Gameplay in Carmageddon: Max Damage relies quite heavily on the use of PUP’s to succeed in events and whilst success is possible without them, the game becomes a whole lot more challenging should you decide your good enough without them. Before I had learnt the importance of what was laying around the next corner to aid in my destructive streak, I had experienced several occasions in which driving forwards and backwards into enemies over and over just to see the satisfying ‘Opponent wrecked’ message quickly turned repetitive due to the amount of health each car has. However, with the right amount of luck, players can see a PUP gift them one-hit kills on anything in their way. This can really turn the tide of a battle should someone who may have been winning miss the opportunity to grab the deadly items first.
One thing that really deserves the spotlight is the type of humour Stainless Games have put into the game. Whilst many may find criticism in the lack of sensitivity given to plenty of topics, there will be many that find the content rather refreshing. Events can such as Ped Chase and Classic Carma will see players hunting down pedestrians in order to take the victory, but not all the targets will be of the usual appearance found in most games. Peds in Carmageddon range from the fit and healthy to the old and disabled – some may well not even be human at all – with animals happily thrown into the mix by the guys at Stainless Games. Just five minutes into my first event I had found myself knocking down wheelchairs and exploding the heads off the elderly with nothing but a large number of points as my reward. The various loading screens throughout the game are another way in which the developers have indulged in adding some comedic value to the otherwise aggressive nature of the game with jokes and references made about various topics often considered taboo in gaming.
Even with the dark humour and insensitive content, Stainless Games have done a great job to ensure that at no point does the game feel too serious or overbearing and those long term fans of the franchise will be happy to see Carmageddon: Max Damage return – with the classic and enjoyable gameplay available throughout.
Other than the campaign, other ways to play include a multiplayer offering along with a free play mode. In free play, players are able to play through any of the levels that have been played and completed in the campaign mode once more without the hassle of worrying about saving points for career progression.

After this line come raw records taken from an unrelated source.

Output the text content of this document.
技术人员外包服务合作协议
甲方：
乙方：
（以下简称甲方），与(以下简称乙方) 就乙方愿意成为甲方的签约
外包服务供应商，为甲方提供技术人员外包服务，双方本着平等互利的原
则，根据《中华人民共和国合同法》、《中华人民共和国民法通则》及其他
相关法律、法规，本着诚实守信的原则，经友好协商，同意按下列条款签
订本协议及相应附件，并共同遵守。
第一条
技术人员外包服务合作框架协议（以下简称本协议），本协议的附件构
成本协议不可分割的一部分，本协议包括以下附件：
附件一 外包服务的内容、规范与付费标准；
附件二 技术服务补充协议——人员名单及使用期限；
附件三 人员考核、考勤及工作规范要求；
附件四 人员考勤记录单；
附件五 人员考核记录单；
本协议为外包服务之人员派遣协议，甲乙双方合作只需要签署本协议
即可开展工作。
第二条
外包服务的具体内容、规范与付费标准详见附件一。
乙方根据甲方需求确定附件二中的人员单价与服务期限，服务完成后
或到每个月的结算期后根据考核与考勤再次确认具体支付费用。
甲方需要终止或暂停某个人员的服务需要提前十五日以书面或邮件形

As for the multiplayer, players are placed into a lobby in which up to six players can join and take part in the various game modes seen throughout the campaign offering. Joining a game is quick and easy and takes just a few minutes to get started and thankfully things get rolling with as little as two players. That’s a plus point because as I write this, it’s rare to see a room fill up. Despite the small number of players currently online, finding a game never takes too long and with Carmageddon providing some of the most enjoyable gameplay this year it seems only a matter of time before servers start to fill out. At least I hope that is the case because it deserves to have plenty of people playing.
Overall, Carmageddon: Max Damage is a truly enjoyable experience, with quick and easy to learn mechanics along with some humorous and wacky gameplay, Stainless Games have created a truly unique experience that, although not suitable for kids, is certainly something that gamers of the slightly older generation would appreciate.